Chusovitina was born in 1975 in what is now Uzbekistan, and she learned gymnastics through training in the rigid Soviet Union system. She won the all-around at her first major competition — the USSR’s junior national championships — as a 13-year-old in 1988. In 1991, at her first world championships, she earned three medals, including the gold on floor. To win that title, she mounted with a full-twisting double layout — a move so difficult that it was named after her. It’s still considered so hard that Biles, the favorite to win the 2016 Olympic title on floor, will use the same skill in her first tumbling pass — 25 years later.

She doesn’t train like the young girls:

Due to her age and injury concerns, she isn’t in the gym as much as most of her competitors these days. “At this time, I don’t need much physical training,” she said.

“I do a lot of mental training. I have muscle memory that my body has developed over the years. I typically put in two to two-and-a-half hours in the gym.

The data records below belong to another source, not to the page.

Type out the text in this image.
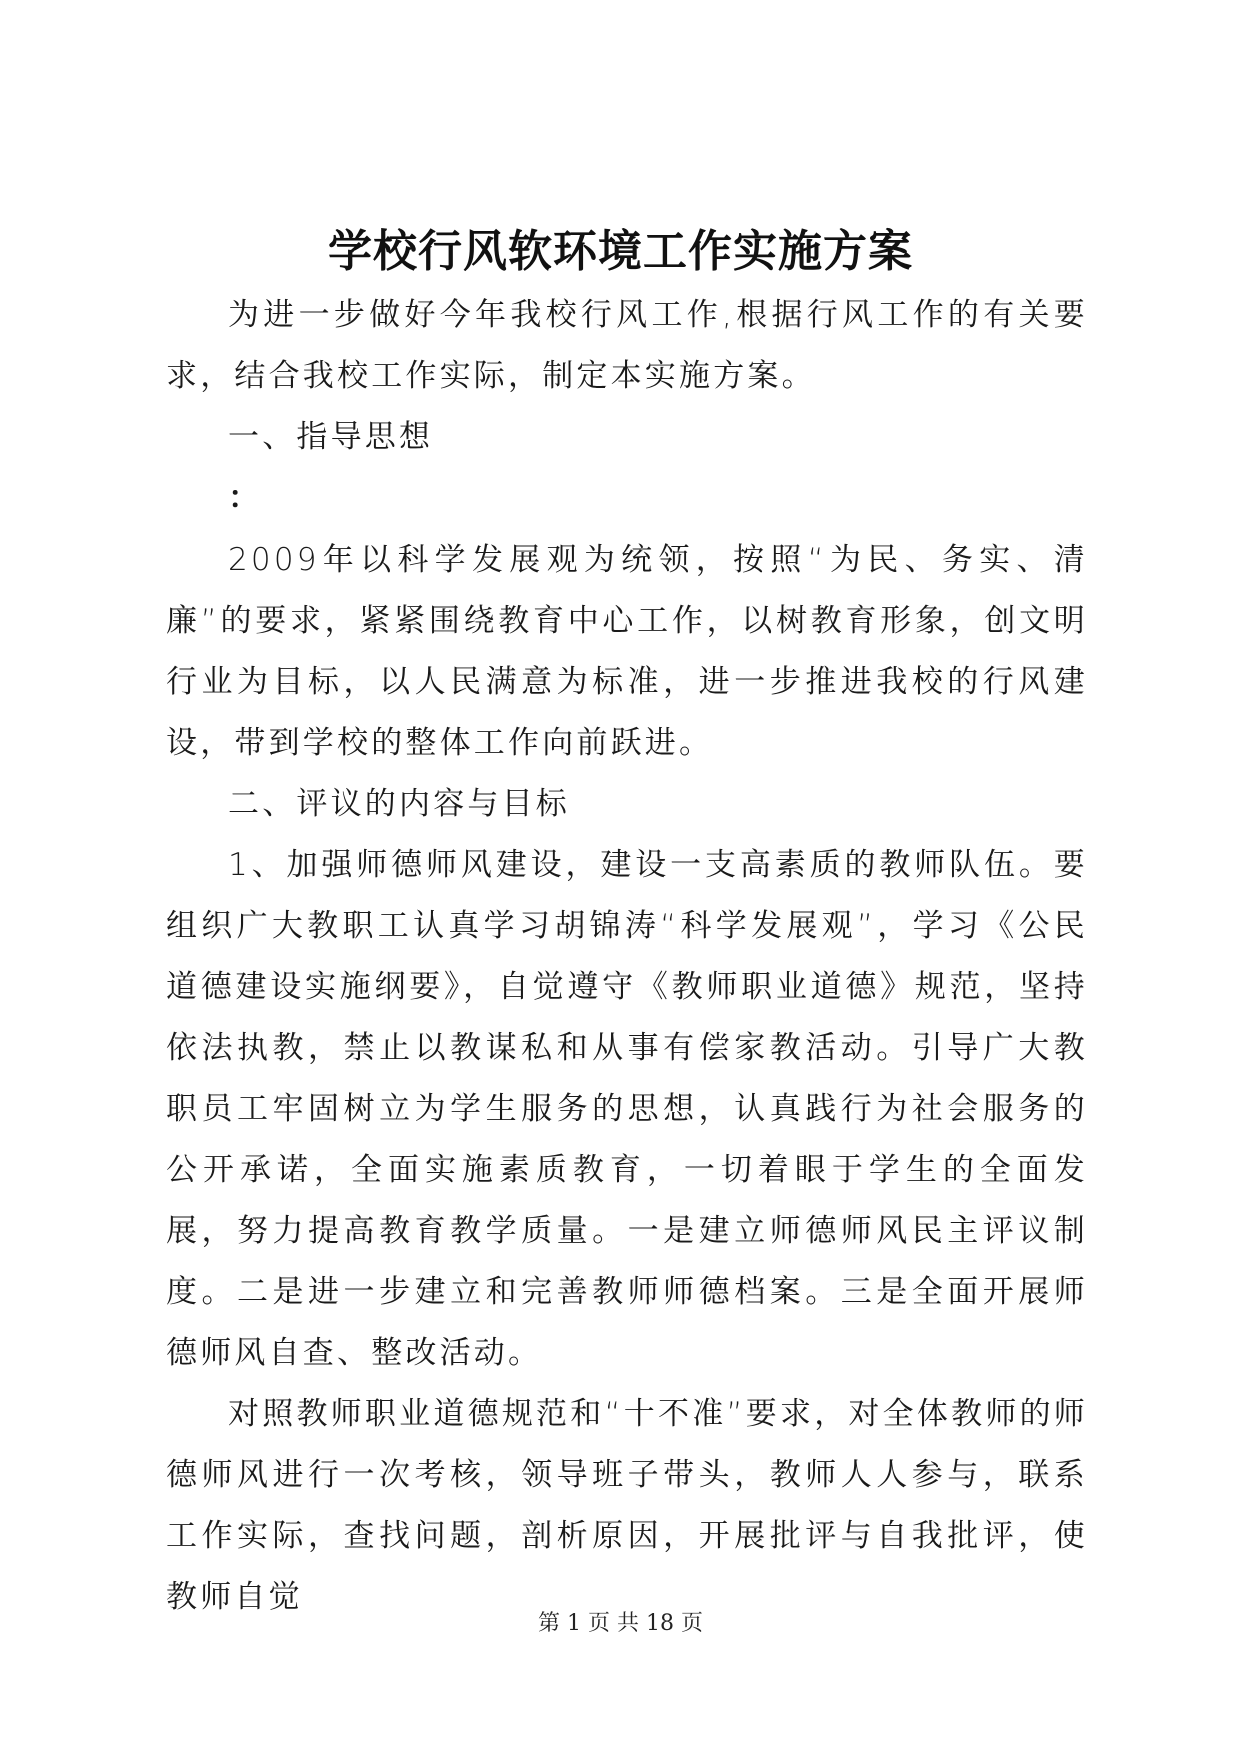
学校行风软环境工作实施方案

为进一步做好今年我校行风工作,根据行风工作的有关要求，结合我校工作实际，制定本实施方案。

一、指导思想

：

2009年以科学发展观为统领，按照“为民、务实、清廉”的要求，紧紧围绕教育中心工作，以树教育形象，创文明行业为目标，以人民满意为标准，进一步推进我校的行风建设，带到学校的整体工作向前跃进。

二、评议的内容与目标

1、加强师德师风建设，建设一支高素质的教师队伍。要组织广大教职工认真学习胡锦涛“科学发展观”，学习《公民道德建设实施纲要》，自觉遵守《教师职业道德》规范，坚持依法执教，禁止以教谋私和从事有偿家教活动。引导广大教职员工牢固树立为学生服务的思想，认真践行为社会服务的公开承诺，全面实施素质教育，一切着眼于学生的全面发展，努力提高教育教学质量。一是建立师德师风民主评议制度。二是进一步建立和完善教师师德档案。三是全面开展师德师风自查、整改活动。

对照教师职业道德规范和“十不准”要求，对全体教师的师德师风进行一次考核，领导班子带头，教师人人参与，联系工作实际，查找问题，剖析原因，开展批评与自我批评，使教师自觉

第 1 页 共 18 页
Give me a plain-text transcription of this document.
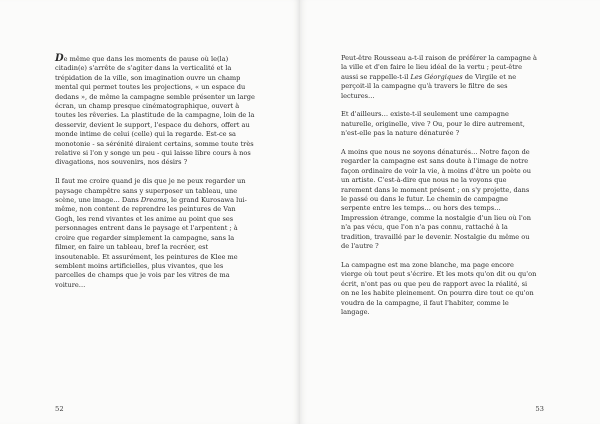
De même que dans les moments de pause où le(la) citadin(e) s'arrête de s'agiter dans la verticalité et la trépidation de la ville, son imagination ouvre un champ mental qui permet toutes les projections, « un espace du dedans », de même la campagne semble présenter un large écran, un champ presque cinématographique, ouvert à toutes les rêveries. La plastitude de la campagne, loin de la desservir, devient le support, l'espace du dehors, offert au monde intime de celui (celle) qui la regarde. Est-ce sa monotonie - sa sérénité diraient certains, somme toute très relative si l'on y songe un peu - qui laisse libre cours à nos divagations, nos souvenirs, nos désirs ?

Il faut me croire quand je dis que je ne peux regarder un paysage champêtre sans y superposer un tableau, une scène, une image… Dans Dreams, le grand Kurosawa lui-même, non content de reprendre les peintures de Van Gogh, les rend vivantes et les anime au point que ses personnages entrent dans le paysage et l'arpentent ; à croire que regarder simplement la campagne, sans la filmer, en faire un tableau, bref la recréer, est insoutenable. Et assurément, les peintures de Klee me semblent moins artificielles, plus vivantes, que les parcelles de champs que je vois par les vitres de ma voiture…

52

Peut-être Rousseau a-t-il raison de préférer la campagne à la ville et d'en faire le lieu idéal de la vertu ; peut-être aussi se rappelle-t-il Les Géorgiques de Virgile et ne perçoit-il la campagne qu'à travers le filtre de ses lectures…

Et d'ailleurs… existe-t-il seulement une campagne naturelle, originelle, vive ? Ou, pour le dire autrement, n'est-elle pas la nature dénaturée ?

A moins que nous ne soyons dénaturés… Notre façon de regarder la campagne est sans doute à l'image de notre façon ordinaire de voir la vie, à moins d'être un poète ou un artiste. C'est-à-dire que nous ne la voyons que rarement dans le moment présent ; on s'y projette, dans le passé ou dans le futur. Le chemin de campagne serpente entre les temps… ou hors des temps… Impression étrange, comme la nostalgie d'un lieu où l'on n'a pas vécu, que l'on n'a pas connu, rattaché à la tradition, travaillé par le devenir. Nostalgie du même ou de l'autre ?

La campagne est ma zone blanche, ma page encore vierge où tout peut s'écrire. Et les mots qu'on dit ou qu'on écrit, n'ont pas ou que peu de rapport avec la réalité, si on ne les habite pleinement. On pourra dire tout ce qu'on voudra de la campagne, il faut l'habiter, comme le langage.

53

“And then I visualize exactly how the skill needs to be done. I do this in my head, and when I get to the gym, all the mental preparation that I did after breakfast or just walking around, it just transfers to the gym and, if I’m vaulting, I know exactly what my body needs to be doing. I know exactly what I need to be doing to get a better execution or a better height or a better landing.”